Analogamente, não posso tentar ser diretamente «um homem maduro» ou «uma mulher madura» — e discutir o tema do «amadurecimento» não necessariamente me ajuda a amadurecer.

Posso, porém, saber com certeza que consigo fazer certas coisas, produzindo resultados constantes. Isso significa: sou capaz de arrumar uma casa, de fazer um bolo, de escrever um texto claro, de fazer cálculos complexos, de programar um computador… A ação exata não importa, o que importa é que você consiga produzir resultados constantes (ou, como dizem hoje em dia, em mais um pavoroso anglicismo, «consistentes»).

Em seguida, vejo que preciso descobrir o que consigo fazer que tem valor para os outros, porque são eles que vão me dar o dinheiro com que vou me sustentar. Depois de atingir uma certa independência financeira — a qual, aliás, é uma pura dependência dos outros, porque são eles que me pagam —, uma certa estabilidade nessa relação de trabalho, posso me relacionar de maneira mais séria e íntima com outra pessoa, montando e mantendo um lar, talvez tendo filhos, etc.

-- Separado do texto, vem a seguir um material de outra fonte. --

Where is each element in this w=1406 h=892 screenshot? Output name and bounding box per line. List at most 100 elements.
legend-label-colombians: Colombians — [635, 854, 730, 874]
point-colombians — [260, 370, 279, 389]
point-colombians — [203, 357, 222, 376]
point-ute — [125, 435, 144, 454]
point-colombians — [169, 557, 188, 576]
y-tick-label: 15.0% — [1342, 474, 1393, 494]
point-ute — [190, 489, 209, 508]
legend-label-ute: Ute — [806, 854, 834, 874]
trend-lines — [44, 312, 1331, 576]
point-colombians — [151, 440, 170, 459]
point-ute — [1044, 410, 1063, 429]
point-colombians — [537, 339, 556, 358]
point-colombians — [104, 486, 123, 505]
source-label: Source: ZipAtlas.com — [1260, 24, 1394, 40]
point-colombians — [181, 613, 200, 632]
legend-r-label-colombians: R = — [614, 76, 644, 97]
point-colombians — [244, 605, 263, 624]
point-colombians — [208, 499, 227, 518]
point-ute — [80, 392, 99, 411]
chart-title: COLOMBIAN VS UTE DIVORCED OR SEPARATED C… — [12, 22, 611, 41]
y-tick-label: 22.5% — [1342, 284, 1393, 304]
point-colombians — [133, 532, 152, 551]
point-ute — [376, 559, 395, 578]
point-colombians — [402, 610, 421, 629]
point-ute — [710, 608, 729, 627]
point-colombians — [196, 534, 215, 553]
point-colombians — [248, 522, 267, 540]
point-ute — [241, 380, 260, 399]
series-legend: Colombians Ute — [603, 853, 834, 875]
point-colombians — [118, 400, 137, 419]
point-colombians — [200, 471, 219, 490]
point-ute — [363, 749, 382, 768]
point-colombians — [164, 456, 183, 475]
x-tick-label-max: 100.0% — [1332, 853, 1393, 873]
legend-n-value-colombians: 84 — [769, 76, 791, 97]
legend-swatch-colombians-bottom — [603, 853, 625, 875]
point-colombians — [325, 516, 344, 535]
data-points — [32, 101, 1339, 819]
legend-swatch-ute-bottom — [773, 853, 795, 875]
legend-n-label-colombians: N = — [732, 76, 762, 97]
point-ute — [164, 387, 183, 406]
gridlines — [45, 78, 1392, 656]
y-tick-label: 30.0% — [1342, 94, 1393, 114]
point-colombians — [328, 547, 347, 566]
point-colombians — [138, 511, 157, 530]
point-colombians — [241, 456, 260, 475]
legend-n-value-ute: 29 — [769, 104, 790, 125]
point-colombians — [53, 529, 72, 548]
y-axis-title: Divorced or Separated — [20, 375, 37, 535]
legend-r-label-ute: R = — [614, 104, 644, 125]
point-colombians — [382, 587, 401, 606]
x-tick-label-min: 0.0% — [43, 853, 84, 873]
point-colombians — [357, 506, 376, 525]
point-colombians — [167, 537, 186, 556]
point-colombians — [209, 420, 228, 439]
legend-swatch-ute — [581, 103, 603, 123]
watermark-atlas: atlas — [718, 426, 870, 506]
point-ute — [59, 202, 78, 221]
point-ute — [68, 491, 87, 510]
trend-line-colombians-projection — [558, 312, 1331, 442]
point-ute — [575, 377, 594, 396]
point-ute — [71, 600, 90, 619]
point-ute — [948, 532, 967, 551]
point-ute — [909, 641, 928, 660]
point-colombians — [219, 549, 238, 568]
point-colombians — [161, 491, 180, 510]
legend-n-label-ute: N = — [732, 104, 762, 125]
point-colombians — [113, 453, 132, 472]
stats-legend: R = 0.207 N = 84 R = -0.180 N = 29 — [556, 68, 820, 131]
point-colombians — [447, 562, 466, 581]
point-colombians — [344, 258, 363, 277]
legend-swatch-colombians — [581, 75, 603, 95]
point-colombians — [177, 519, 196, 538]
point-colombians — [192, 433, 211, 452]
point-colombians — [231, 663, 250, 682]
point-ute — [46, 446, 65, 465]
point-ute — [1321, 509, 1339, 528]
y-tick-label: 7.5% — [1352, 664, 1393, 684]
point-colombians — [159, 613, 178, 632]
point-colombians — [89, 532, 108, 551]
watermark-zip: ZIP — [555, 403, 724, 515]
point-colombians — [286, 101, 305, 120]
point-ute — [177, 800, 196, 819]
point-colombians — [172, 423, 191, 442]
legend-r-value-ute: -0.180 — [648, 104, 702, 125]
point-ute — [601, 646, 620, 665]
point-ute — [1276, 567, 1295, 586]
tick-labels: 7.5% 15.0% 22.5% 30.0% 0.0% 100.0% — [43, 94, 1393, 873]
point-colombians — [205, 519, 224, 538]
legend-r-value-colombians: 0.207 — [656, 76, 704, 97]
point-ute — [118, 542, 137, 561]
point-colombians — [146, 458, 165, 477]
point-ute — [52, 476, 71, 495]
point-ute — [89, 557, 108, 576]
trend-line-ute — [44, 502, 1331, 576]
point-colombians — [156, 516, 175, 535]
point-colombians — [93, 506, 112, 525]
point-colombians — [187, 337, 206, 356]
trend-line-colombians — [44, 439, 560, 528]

E, depois disso, posso me perguntar: ok, qual o sentido do que eu fiz?

Alguém deve ter percebido que acabo de resumir o desenvolvimento da personalidade proposto por Olavo de Carvalho entre as famosas «camadas» cinco a oito.

Agora, muitas pessoas acham que estão na «quarta camada» e querem sair dela. Nessa camada (se alguém ainda não sabe), você, como uma criança, precisa que confirmem o tempo todo que você é bom e bonito, que seus desenhos de pessoas-palitos mereciam estar ao lado dos desenhos de Leonardo da Vinci.

Aqui as pessoas fazem da quarta camada um ídolo, uma Medusa paralisante. Elas confundem as inseguranças que todos temos com esses dramas infantis. (Eu tenho inseguranças: todo dia me pergunto se estou escrevendo por rivalidade, o que seria ruim, ou para compartilhar algo de bom. É fácil mentir para mim mesmo e ver-me como o Cristo que anuncia a boa nova quando na verdade estou apenas exasperado com algum blogueiro.)

O detalhe é que, segundo a própria teoria de Olavo de Carvalho, é muito simples passar da quarta camada para a quinta: é só aprender a produzir resultados constantes em qualquer atividade. Ver que você pode.

Por exemplo: aprenda a fazer um bolo. Você é capaz de fazer um bolo igualmente gostoso todos os dias, se quiser? Pronto, você produz resultados constantes. Chegou na quinta camada. Agora descubra o que você pode fazer para os outros e você passará para a sexta.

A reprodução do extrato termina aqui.